Portland public art project wins national award

Dekumstruction by artists Buster Simpson and Peg Butler at NE Dekum & Durham at Breakside Brewery.

The Public Art Network of the Americans for the Arts (AFTA) has named a local project, “Dekumstruction,” to its 2012 Year in Review, which highlights the 50 most outstanding public art projects in the United States last year.

The PAN Year in Review is the only national program recognizing projects of excellence in public art. From over 350 applications, three national public art professionals selected 50 outstanding projects that were completed in 2012. The panelists were Justine Topfer, curator, Out of the Box Projects, San Francisco, CA; Norie Sato, artist, Seattle, WA; and John Carson, artist and head of the School of Art, Carnegie Mellon University, Pittsburgh, PA.

Dekumstruction is a sculptural artwork integrated with a custom bike rack designed by the artists Buster Simpson and Peg Butler located at the intersection of NE Dekum & Durham, adjacent to the Breakside Brewery. Twenty halved oil barrel planters stenciled with the names of depleted oil fields and painted with an iridescent sheen allude to the culture of big oil.
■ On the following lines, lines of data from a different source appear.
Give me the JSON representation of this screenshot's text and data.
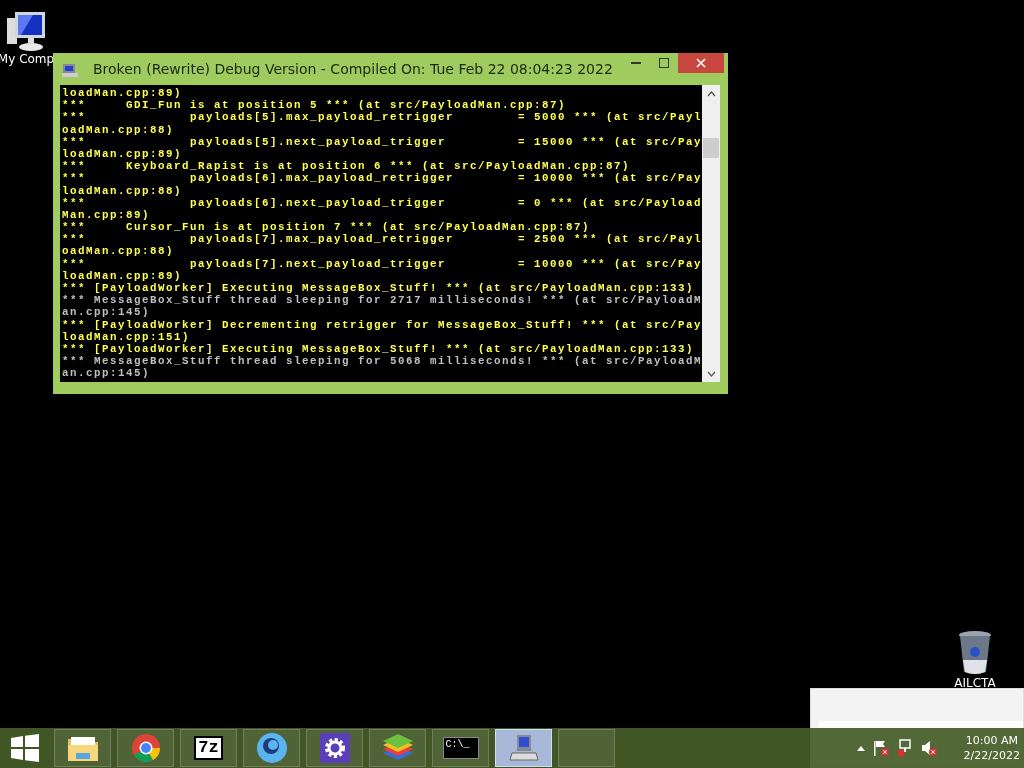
{
  "desktop": {
    "icons": [
      {
        "kind": "computer",
        "label": "My Comp"
      },
      {
        "kind": "bin",
        "label": "AILCTA"
      }
    ]
  },
  "window": {
    "title": "Broken (Rewrite) Debug Version - Compiled On: Tue Feb 22 08:04:23 2022",
    "lines": [
      {
        "text": "loadMan.cpp:89)",
        "color": "#ffff55"
      },
      {
        "text": "***     GDI_Fun is at position 5 *** (at src/PayloadMan.cpp:87)",
        "color": "#ffff55"
      },
      {
        "text": "***             payloads[5].max_payload_retrigger        = 5000 *** (at src/Payl",
        "color": "#ffff55"
      },
      {
        "text": "oadMan.cpp:88)",
        "color": "#ffff55"
      },
      {
        "text": "***             payloads[5].next_payload_trigger         = 15000 *** (at src/Pay",
        "color": "#ffff55"
      },
      {
        "text": "loadMan.cpp:89)",
        "color": "#ffff55"
      },
      {
        "text": "***     Keyboard_Rapist is at position 6 *** (at src/PayloadMan.cpp:87)",
        "color": "#ffff55"
      },
      {
        "text": "***             payloads[6].max_payload_retrigger        = 10000 *** (at src/Pay",
        "color": "#ffff55"
      },
      {
        "text": "loadMan.cpp:88)",
        "color": "#ffff55"
      },
      {
        "text": "***             payloads[6].next_payload_trigger         = 0 *** (at src/Payload",
        "color": "#ffff55"
      },
      {
        "text": "Man.cpp:89)",
        "color": "#ffff55"
      },
      {
        "text": "***     Cursor_Fun is at position 7 *** (at src/PayloadMan.cpp:87)",
        "color": "#ffff55"
      },
      {
        "text": "***             payloads[7].max_payload_retrigger        = 2500 *** (at src/Payl",
        "color": "#ffff55"
      },
      {
        "text": "oadMan.cpp:88)",
        "color": "#ffff55"
      },
      {
        "text": "***             payloads[7].next_payload_trigger         = 10000 *** (at src/Pay",
        "color": "#ffff55"
      },
      {
        "text": "loadMan.cpp:89)",
        "color": "#ffff55"
      },
      {
        "text": "*** [PayloadWorker] Executing MessageBox_Stuff! *** (at src/PayloadMan.cpp:133)",
        "color": "#ffff55"
      },
      {
        "text": "*** MessageBox_Stuff thread sleeping for 2717 milliseconds! *** (at src/PayloadM",
        "color": "#c0c0c0"
      },
      {
        "text": "an.cpp:145)",
        "color": "#c0c0c0"
      },
      {
        "text": "*** [PayloadWorker] Decrementing retrigger for MessageBox_Stuff! *** (at src/Pay",
        "color": "#ffff55"
      },
      {
        "text": "loadMan.cpp:151)",
        "color": "#ffff55"
      },
      {
        "text": "*** [PayloadWorker] Executing MessageBox_Stuff! *** (at src/PayloadMan.cpp:133)",
        "color": "#ffff55"
      },
      {
        "text": "*** MessageBox_Stuff thread sleeping for 5068 milliseconds! *** (at src/PayloadM",
        "color": "#c0c0c0"
      },
      {
        "text": "an.cpp:145)",
        "color": "#c0c0c0"
      }
    ]
  },
  "taskbar": {
    "buttons": [
      {
        "kind": "folder",
        "selected": false
      },
      {
        "kind": "ball",
        "selected": false
      },
      {
        "kind": "archive",
        "label": "7z",
        "selected": false
      },
      {
        "kind": "ring",
        "selected": false
      },
      {
        "kind": "gear",
        "selected": false
      },
      {
        "kind": "stack",
        "selected": false
      },
      {
        "kind": "console",
        "label": "C:\\_",
        "selected": false
      },
      {
        "kind": "app",
        "selected": true
      },
      {
        "kind": "blank",
        "selected": false
      }
    ],
    "tray": [
      {
        "kind": "flag"
      },
      {
        "kind": "network"
      },
      {
        "kind": "speaker"
      }
    ],
    "clock": {
      "time": "10:00 AM",
      "date": "2/22/2022"
    }
  }
}
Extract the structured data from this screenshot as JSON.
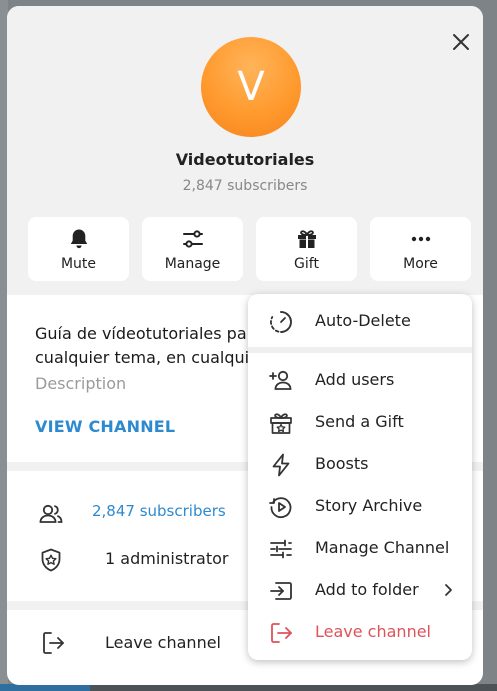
{
  "channel": {
    "avatar_letter": "V",
    "name": "Videotutoriales",
    "subscribers": "2,847 subscribers"
  },
  "actions": {
    "mute": "Mute",
    "manage": "Manage",
    "gift": "Gift",
    "more": "More"
  },
  "info": {
    "description_line1": "Guía de vídeotutoriales para",
    "description_line2": "cualquier tema, en cualquier",
    "description_caption": "Description",
    "view_channel": "VIEW CHANNEL"
  },
  "members": {
    "subscribers_link": "2,847 subscribers",
    "administrators": "1 administrator"
  },
  "leave": "Leave channel",
  "menu": {
    "items": [
      {
        "label": "Auto-Delete",
        "icon": "timer-icon"
      },
      {
        "label": "Add users",
        "icon": "add-user-icon"
      },
      {
        "label": "Send a Gift",
        "icon": "gift-icon"
      },
      {
        "label": "Boosts",
        "icon": "lightning-icon"
      },
      {
        "label": "Story Archive",
        "icon": "story-archive-icon"
      },
      {
        "label": "Manage Channel",
        "icon": "sliders-icon"
      },
      {
        "label": "Add to folder",
        "icon": "folder-add-icon"
      },
      {
        "label": "Leave channel",
        "icon": "leave-icon"
      }
    ]
  },
  "colors": {
    "accent": "#2d8ad1",
    "danger": "#e0525a",
    "avatar": "#ff9a2e"
  }
}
The planters are planted with native species and receive water run-off from the adjacent private property. All of the water then flows through a downspout onto an upended oil barrel that quite literally “beats” the drum on rainy days. The installation celebrates the displacement (deconstruction) of two former car parking spaces with a multifunctional sculpture that accommodates ten bicycles while conveying shifting attitudes about consumption, energy, and stormwater management.

This collaboration was initiated by the Portland Bureau of Environmental Services as a part of their Sustainable Stormwater “green street” program to address stormwater management issues in Portland. They in turn brought in the Transportation Options folks from the Bureau of Transportation to help with bike parking to give the project an aesthetic and augmented conceptual twist, and then turned to the Regional Arts & Culture Council, which hired artists Buster Simpson and Peg Butler. Simpson and Butler helped choose the site, worked the adjacent building owner and the stormwater engineers, designed the prototype for the bike rack and then artwork and its relationship to the adjacent building, and oversaw the fabrication and installation of the above ground work. The overall project budget was nearly $60,000. Funding came from a grant from the US Environmental Protection Agency with additional funds from all of the other partners.